Imam Ali sebagai figur terbaik setelah Rasulullah Saw yang langsung telah dipilih Allah SWT dan Rasul-Nya. Imam Ali as menjelaskan keadaan diri dan jiwanya sebagai berikut, “Demi Allah, sekiranya seluruh yang ada di kolong langit diberikan kepadaku agar aku berlaku lalim terhadap seekor semut, dengan merebut kulit biji gandum darinya, maka tidak akan aku lakukan.” (Nahj al-Balaghah, Khutbah ke-215)
Jika melihat kembali peristiwa Ghadir Khum, peran para perempuan dalam meriwayatkan, menyebarkan, mengingatkan tentang peristiwa tersebut, maka terlepas hanya sekedar meriwayatkan maka itu juga terkait dengan pembelaan atas pemilik wilayah yang hak pasca Rasulullah Saw. Artinya dengan segenap kemampuannya hendak berusaha untuk menyebarkan dan membelanya. Adapun berhasil atau pun tidak usaha tersebut itu sudah di luar wilayah mereka. Ini berkaitan dengan taklif dan tugas berkaitan dengan pemimpin pada yang hak.
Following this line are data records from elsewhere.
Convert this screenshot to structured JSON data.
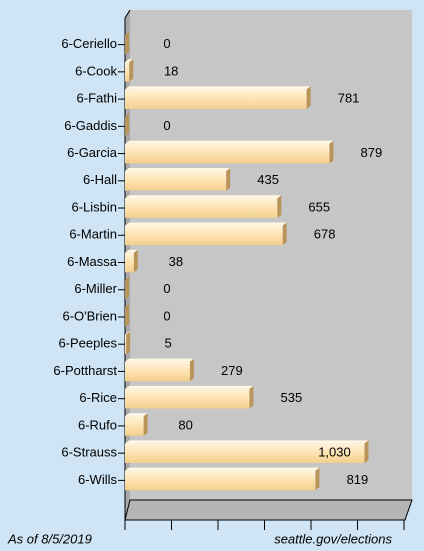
{
  "chart_data": {
    "type": "bar",
    "orientation": "horizontal",
    "categories": [
      "6-Ceriello",
      "6-Cook",
      "6-Fathi",
      "6-Gaddis",
      "6-Garcia",
      "6-Hall",
      "6-Lisbin",
      "6-Martin",
      "6-Massa",
      "6-Miller",
      "6-O'Brien",
      "6-Peeples",
      "6-Pottharst",
      "6-Rice",
      "6-Rufo",
      "6-Strauss",
      "6-Wills"
    ],
    "values": [
      0,
      18,
      781,
      0,
      879,
      435,
      655,
      678,
      38,
      0,
      0,
      5,
      279,
      535,
      80,
      1030,
      819
    ],
    "value_labels": [
      "0",
      "18",
      "781",
      "0",
      "879",
      "435",
      "655",
      "678",
      "38",
      "0",
      "0",
      "5",
      "279",
      "535",
      "80",
      "1,030",
      "819"
    ],
    "color": "#fde2b0",
    "xlim": [
      0,
      1200
    ],
    "xticks": [
      0,
      200,
      400,
      600,
      800,
      1000,
      1200
    ],
    "footer_left": "As of 8/5/2019",
    "footer_right": "seattle.gov/elections"
  }
}
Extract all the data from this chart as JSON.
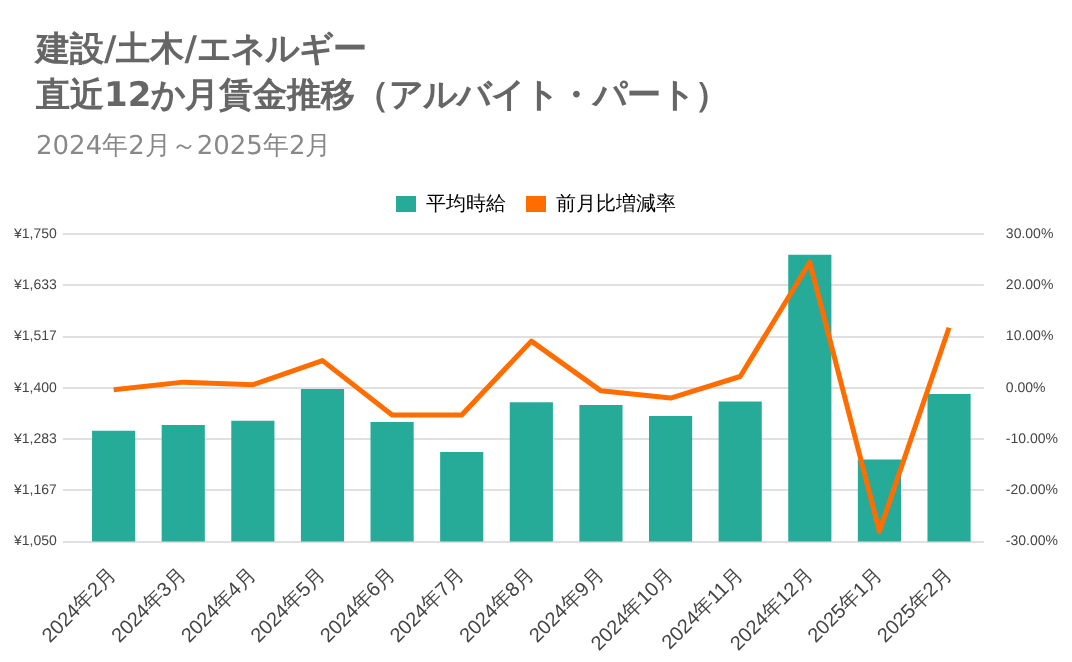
{
  "chart_data": {
    "type": "bar",
    "title": "建設/土木/エネルギー",
    "subtitle": "直近12か月賃金推移（アルバイト・パート）",
    "annotations": [
      "2024年2月～2025年2月"
    ],
    "categories": [
      "2024年2月",
      "2024年3月",
      "2024年4月",
      "2024年5月",
      "2024年6月",
      "2024年7月",
      "2024年8月",
      "2024年9月",
      "2024年10月",
      "2024年11月",
      "2024年12月",
      "2025年1月",
      "2025年2月"
    ],
    "series": [
      {
        "name": "平均時給",
        "color": "#26ab99",
        "values": [
          1302,
          1315,
          1325,
          1397,
          1322,
          1254,
          1367,
          1361,
          1336,
          1369,
          1703,
          1237,
          1386
        ]
      },
      {
        "name": "前月比増減率",
        "type": "line",
        "axis": "y2",
        "color": "#ff6d00",
        "values": [
          -0.4,
          1.1,
          0.6,
          5.3,
          -5.3,
          -5.3,
          9.1,
          -0.6,
          -2.0,
          2.2,
          24.5,
          -28.0,
          11.7
        ]
      }
    ],
    "ylim": [
      1050,
      1750
    ],
    "yticks": [
      {
        "value": 1050,
        "label": "¥1,050"
      },
      {
        "value": 1166.67,
        "label": "¥1,167"
      },
      {
        "value": 1283.33,
        "label": "¥1,283"
      },
      {
        "value": 1400,
        "label": "¥1,400"
      },
      {
        "value": 1516.67,
        "label": "¥1,517"
      },
      {
        "value": 1633.33,
        "label": "¥1,633"
      },
      {
        "value": 1750,
        "label": "¥1,750"
      }
    ],
    "y2lim": [
      -30,
      30
    ],
    "y2ticks": [
      {
        "value": -30,
        "label": "-30.00%"
      },
      {
        "value": -20,
        "label": "-20.00%"
      },
      {
        "value": -10,
        "label": "-10.00%"
      },
      {
        "value": 0,
        "label": "0.00%"
      },
      {
        "value": 10,
        "label": "10.00%"
      },
      {
        "value": 20,
        "label": "20.00%"
      },
      {
        "value": 30,
        "label": "30.00%"
      }
    ],
    "grid": "y",
    "legend": "top",
    "marker": "none"
  }
}
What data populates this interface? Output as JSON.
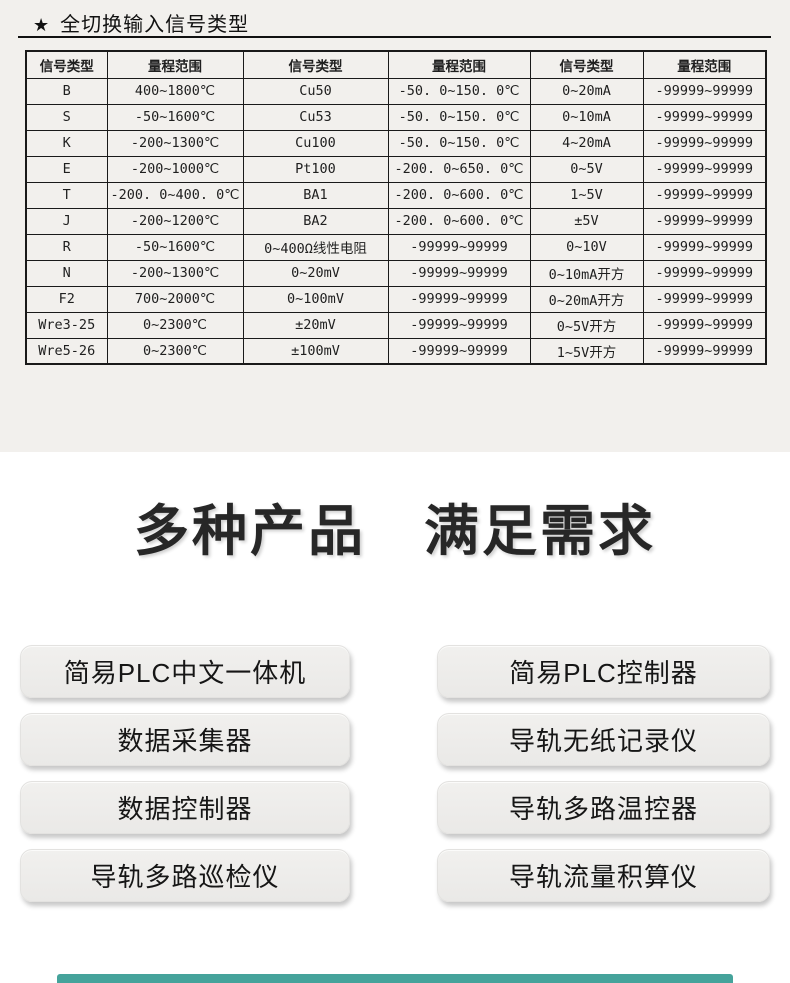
{
  "page": {
    "star": "★",
    "section_title": "全切换输入信号类型"
  },
  "table": {
    "headers": [
      "信号类型",
      "量程范围",
      "信号类型",
      "量程范围",
      "信号类型",
      "量程范围"
    ],
    "rows": [
      [
        "B",
        "400~1800℃",
        "Cu50",
        "-50. 0~150. 0℃",
        "0~20mA",
        "-99999~99999"
      ],
      [
        "S",
        "-50~1600℃",
        "Cu53",
        "-50. 0~150. 0℃",
        "0~10mA",
        "-99999~99999"
      ],
      [
        "K",
        "-200~1300℃",
        "Cu100",
        "-50. 0~150. 0℃",
        "4~20mA",
        "-99999~99999"
      ],
      [
        "E",
        "-200~1000℃",
        "Pt100",
        "-200. 0~650. 0℃",
        "0~5V",
        "-99999~99999"
      ],
      [
        "T",
        "-200. 0~400. 0℃",
        "BA1",
        "-200. 0~600. 0℃",
        "1~5V",
        "-99999~99999"
      ],
      [
        "J",
        "-200~1200℃",
        "BA2",
        "-200. 0~600. 0℃",
        "±5V",
        "-99999~99999"
      ],
      [
        "R",
        "-50~1600℃",
        "0~400Ω线性电阻",
        "-99999~99999",
        "0~10V",
        "-99999~99999"
      ],
      [
        "N",
        "-200~1300℃",
        "0~20mV",
        "-99999~99999",
        "0~10mA开方",
        "-99999~99999"
      ],
      [
        "F2",
        "700~2000℃",
        "0~100mV",
        "-99999~99999",
        "0~20mA开方",
        "-99999~99999"
      ],
      [
        "Wre3-25",
        "0~2300℃",
        "±20mV",
        "-99999~99999",
        "0~5V开方",
        "-99999~99999"
      ],
      [
        "Wre5-26",
        "0~2300℃",
        "±100mV",
        "-99999~99999",
        "1~5V开方",
        "-99999~99999"
      ]
    ]
  },
  "heading": {
    "text": "多种产品　满足需求"
  },
  "products": {
    "left": [
      "简易PLC中文一体机",
      "数据采集器",
      "数据控制器",
      "导轨多路巡检仪"
    ],
    "right": [
      "简易PLC控制器",
      "导轨无纸记录仪",
      "导轨多路温控器",
      "导轨流量积算仪"
    ]
  },
  "colors": {
    "accent_teal": "#45a39b",
    "section_background": "#f2f0ed",
    "button_background": "#ecebe9"
  }
}
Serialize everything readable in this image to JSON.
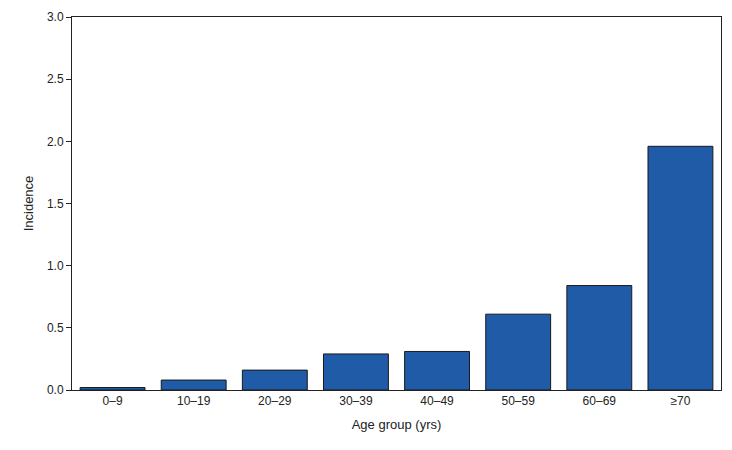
{
  "chart_data": {
    "type": "bar",
    "x_label": "Age group (yrs)",
    "y_label": "Incidence",
    "categories": [
      "0–9",
      "10–19",
      "20–29",
      "30–39",
      "40–49",
      "50–59",
      "60–69",
      "≥70"
    ],
    "values": [
      0.02,
      0.08,
      0.16,
      0.29,
      0.31,
      0.61,
      0.84,
      1.96
    ],
    "color": "#1f5ba6",
    "ylim": [
      0,
      3
    ],
    "yticks": [
      {
        "value": 0,
        "label": "0.0"
      },
      0.5,
      {
        "value": 1,
        "label": "1.0"
      },
      1.5,
      {
        "value": 2,
        "label": "2.0"
      },
      2.5,
      {
        "value": 3,
        "label": "3.0"
      }
    ],
    "grid": false
  }
}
Risalah, nabawiyah, wilayah dan dhuhuriyah adalah hal yang saling berkaitan yang merupakan satu kesatuan yang tak terpisahkan.
Oleh karena itu, jika perempuan pada masa sebelumnya dengan segala usahanya berusaha membela wilayah melalui periwatan hadis, dan lainnya, nah, sekarang di era penantian bagaimana mempersiapkan, mensosialisasikan untuk menyambut dhuhuriyah al-Mahdi afs, wilayatul Alawi wa dhuhuriyatul Mahdawi.